Your question is imprecise. Might a row have filled = 1
and content = 'some text'
?
If yes, then the IF(filled, content, '')
makes sense.
If no, then get rid of filled
and simply set content
to ''
. The cost of accessing an empty string for content
is tiny.
How big is content
typically? If is usually only hundreds of characters, the performance difference is small.
Don't use MyISAM, switch to InnoDB.
Do you have a lot of DELETEs
or UPDATEs
? If so, the .MYD file of MyISAM may be fragmented. This implies that content
may be scattered around the disk. If you have no updates or deletes, then content
is "right there", hence virtually free to access.
In contrast, InnoDB sometimes puts TEXT
and BLOB
"off-record".
But, which is better or worse? The off-record (in some situations) versus the fragmentation (in some situations).
Are you fetching just one row? Or lots of such rows? This is another area where MyISAM and InnoDB are implemented quite differently. MyISAM needs to step over content
to get to the "next" row. (I won't go into a lengthy discussion of where the "next" row is likely to be.)
Bottom line: Don't worry about optimizing, but do change to InnoDB (for a lot of reasons).

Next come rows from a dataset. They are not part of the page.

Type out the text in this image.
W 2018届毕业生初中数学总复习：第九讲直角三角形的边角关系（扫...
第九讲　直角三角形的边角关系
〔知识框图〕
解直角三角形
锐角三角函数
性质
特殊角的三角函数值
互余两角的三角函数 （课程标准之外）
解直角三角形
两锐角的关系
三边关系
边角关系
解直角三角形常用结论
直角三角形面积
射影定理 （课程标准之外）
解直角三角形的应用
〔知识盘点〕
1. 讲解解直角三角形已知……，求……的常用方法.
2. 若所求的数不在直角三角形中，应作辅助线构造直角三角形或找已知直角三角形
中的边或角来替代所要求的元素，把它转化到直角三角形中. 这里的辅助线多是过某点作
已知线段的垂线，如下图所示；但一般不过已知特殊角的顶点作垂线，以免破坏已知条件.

Where is the "next" row likely to be?
MyISAM... Rows are added to the .MYD in the order of inserts. But, after updates or deletes, new/changed rows tend to fill in the gaps first, leaving appending to the file as a last resort.
InnoDB... Rows are in a B+Tree ordered by the PRIMARY KEY
. The BTree is blocked with 16KB blocks. You have a TEXT
column, so it gets more complex...
For "small" TEXT columns, several rows will fit into 16KB. If, say, content
is 1KB strings, up to about 15 rows will be put in a block. If they are much bigger, then content
will be stored "off-record".
The rows in a block are essentially all equidistant from each other. (The big effort is loading the block into cache and locating the block.)
The "next" (or "previous") block is just a disk access away -- see the "+" in "B+Tree".
When a block overflows, it is "split" into two blocks, some rows go into each. The new block is allocated somewhere, rarely adjacent.
With SSDs, all blocks are "equidistant" from each other. With HDD, rotational delays and arm motion complicate the timing of which block might be "closer" than some other block.